In the new movie, “Thank You for Your Service,” Adam Schumann (played by Miles Teller) struggles to cope with the rigors of returning to his old life while carrying the emotional burden of tragedy and guilt he picked up throughout a particularly difficult deployment to Afghanistan.  His two friends, Aieti and Waller, also find themselves unsure of how to adjust to world they left behind, as they come to realize that not only has it changed, but they have as well.

The challenges these soldiers face in the film are a reflection of those faced by real veterans every day, including the real Adam Schumann, who served as the motivation first for the book, and then for the screenplay of “Thank You for Your Service.”  Like so many veterans, this topic is of particular import to me, as I’ve lost more friends to emotional and mental struggles, than I have to enemy contact.

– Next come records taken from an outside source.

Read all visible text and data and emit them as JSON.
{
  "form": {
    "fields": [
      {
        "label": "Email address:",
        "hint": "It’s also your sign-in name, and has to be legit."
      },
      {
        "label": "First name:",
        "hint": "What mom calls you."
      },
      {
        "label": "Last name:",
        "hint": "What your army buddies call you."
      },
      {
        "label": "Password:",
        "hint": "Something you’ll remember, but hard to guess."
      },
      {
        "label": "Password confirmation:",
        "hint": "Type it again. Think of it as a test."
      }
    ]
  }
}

Not long after watching the movie, the studio reached out and offered me the opportunity to sit down with the real Adam Schumann, as well as Miles Teller and Jason Hall, who wrote and directed the film.  Because of my personal connection to the subject matter, I was not only excited to sit down with some certified Hollywood types (I live in Georgia, so it’s an uncommon occurrence) but more so, I was eager to hear about the thought that went into the film’s creative choices when depicting a demographic I hold so dear, as well as the challenges they face.

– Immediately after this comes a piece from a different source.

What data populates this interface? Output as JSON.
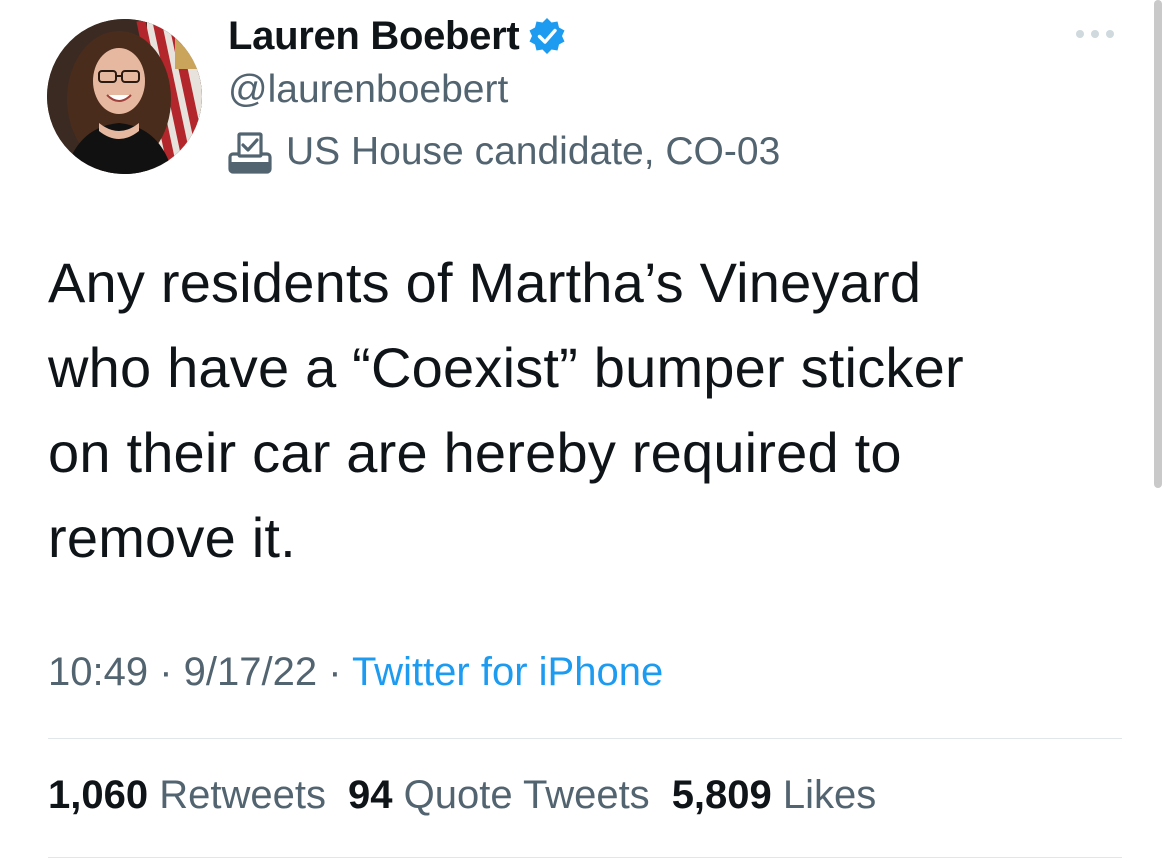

Jason Hall, who also wrote the screenplay for “American Sniper,” made his directorial debut with this film, and immediately upon meeting him it’s clear that he’s passionate not just about the movie, but about the cause that serves as it’s driving force: veteran suicide.  A pretty imposing man, it’s not necessarily his physical presence that commands the room, so much as his confidence, and the way he interacts with you directly while ensuring the room remains engaged.  It’s easy to see why he made the jump to directing.

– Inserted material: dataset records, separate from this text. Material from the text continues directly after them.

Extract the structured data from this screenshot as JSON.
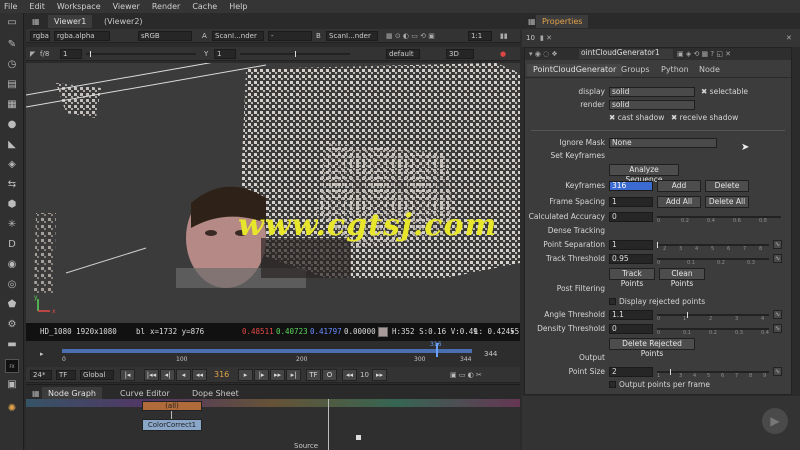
{
  "menu": [
    "File",
    "Edit",
    "Workspace",
    "Viewer",
    "Render",
    "Cache",
    "Help"
  ],
  "viewer": {
    "tabs": [
      "Viewer1",
      "(Viewer2)"
    ],
    "channels": "rgba",
    "layer": "rgba.alpha",
    "colorspace": "sRGB",
    "input_a_label": "A",
    "input_a": "ScanI...nder",
    "input_dash": "-",
    "input_b_label": "B",
    "input_b": "ScanI...nder",
    "zoom": "1:1",
    "fstop": "f/8",
    "gain_value": "1",
    "gain_ticks": [
      "1",
      "0.003",
      "0.125",
      "1",
      "8"
    ],
    "y_label": "Y",
    "gamma_value": "1",
    "gamma_ticks": [
      "0",
      "0.5",
      "1",
      "1.5",
      "2"
    ],
    "lut": "default",
    "view_mode": "3D",
    "info": {
      "format": "HD_1080 1920x1080",
      "bbox": "bl",
      "coords": "x=1732 y=876",
      "r": "0.48511",
      "g": "0.40723",
      "b": "0.41797",
      "a": "0.00000",
      "hsv": "H:352 S:0.16 V:0.49",
      "l": "L: 0.42455"
    },
    "axis_y": "y",
    "axis_x": "x",
    "watermark": "www.cgtsj.com",
    "colors": {
      "r": "#e24848",
      "g": "#5ad65a",
      "b": "#6a8cff"
    }
  },
  "timeline": {
    "start": "0",
    "end": "344",
    "current_marker": "316",
    "ticks": [
      "0",
      "100",
      "200",
      "300",
      "344"
    ],
    "fps": "24*",
    "tf": "TF",
    "range": "Global",
    "frame": "316",
    "step": "10",
    "frame_start": "1",
    "buttons": [
      "|<",
      "<|",
      "|<<",
      "<",
      "<|",
      "316",
      "|>",
      "|>>",
      ">|",
      "T>F",
      "O",
      "<<",
      "10",
      ">>"
    ]
  },
  "nodegraph": {
    "tabs": [
      "Node Graph",
      "Curve Editor",
      "Dope Sheet"
    ],
    "nodes": {
      "top": "(all)",
      "middle": "ColorCorrect1",
      "source": "Source"
    }
  },
  "properties": {
    "title": "Properties",
    "count": "10",
    "node_name": "ointCloudGenerator1",
    "tabs": [
      "PointCloudGenerator",
      "Groups",
      "Python",
      "Node"
    ],
    "display_label": "display",
    "display_value": "solid",
    "selectable_label": "selectable",
    "render_label": "render",
    "render_value": "solid",
    "cast_shadow_label": "cast shadow",
    "receive_shadow_label": "receive shadow",
    "ignore_mask_label": "Ignore Mask",
    "ignore_mask_value": "None",
    "set_keyframes_label": "Set Keyframes",
    "analyze_button": "Analyze Sequence",
    "keyframes_label": "Keyframes",
    "keyframes_value": "316",
    "add_button": "Add",
    "delete_button": "Delete",
    "frame_spacing_label": "Frame Spacing",
    "frame_spacing_value": "1",
    "add_all_button": "Add All",
    "delete_all_button": "Delete All",
    "calc_accuracy_label": "Calculated Accuracy",
    "calc_accuracy_value": "0",
    "calc_ticks": [
      "0",
      "0.2",
      "0.4",
      "0.6",
      "0.8"
    ],
    "tracking_section": "Dense Tracking",
    "point_sep_label": "Point Separation",
    "point_sep_value": "1",
    "point_sep_ticks": [
      "1",
      "2",
      "3",
      "4",
      "5",
      "6",
      "7",
      "8"
    ],
    "track_threshold_label": "Track Threshold",
    "track_threshold_value": "0.95",
    "track_threshold_ticks": [
      "0",
      "0.1",
      "0.2",
      "0.3"
    ],
    "track_points_button": "Track Points",
    "clean_points_button": "Clean Points",
    "post_filtering_section": "Post Filtering",
    "display_rejected_label": "Display rejected points",
    "angle_threshold_label": "Angle Threshold",
    "angle_threshold_value": "1.1",
    "angle_ticks": [
      "0",
      "1",
      "2",
      "3",
      "4"
    ],
    "density_threshold_label": "Density Threshold",
    "density_threshold_value": "0",
    "density_ticks": [
      "0",
      "0.1",
      "0.2",
      "0.3",
      "0.4"
    ],
    "delete_rejected_button": "Delete Rejected Points",
    "output_section": "Output",
    "point_size_label": "Point Size",
    "point_size_value": "2",
    "point_size_ticks": [
      "1",
      "2",
      "3",
      "4",
      "5",
      "6",
      "7",
      "8",
      "9"
    ],
    "output_per_frame_label": "Output points per frame"
  }
}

As we sat down across a conference room table at the Ritz Carlton in Atlanta, I had a sense that these three guys weren’t quite sure what to expect from me, which was fitting, because I had driven there that afternoon feeling the very same way about them.  We exchanged pleasantries before getting down to business, and in what I feel was a rather telling gesture, one of the first things Hall asked me was if I would recommend this movie to other people who have had similar experiences.

The question wasn’t born out of insecurity, it was an opportunity for Hall to look his audience in the eye and see if his work had struck a chord.  Hall wasn’t asking if I felt the movie was marketable, Oscar worthy, or going to make a hundred million dollars; what seemed to matter to him, was that he’d done us, the veterans, a service in his telling of one of our stories.

I asked Hall about the film’s depiction of veterans, and if he felt the struggles shown on-screen could lend itself to a public perception of veterans as “damaged goods.”

The story we told was true, and as you know, not everybody suffers with this.  This is a movie about the guys David [Finkel] followed home in the book, and I encourage everybody to pursue stories about veterans, but this was a war story we hadn’t seen before.” Hall explained.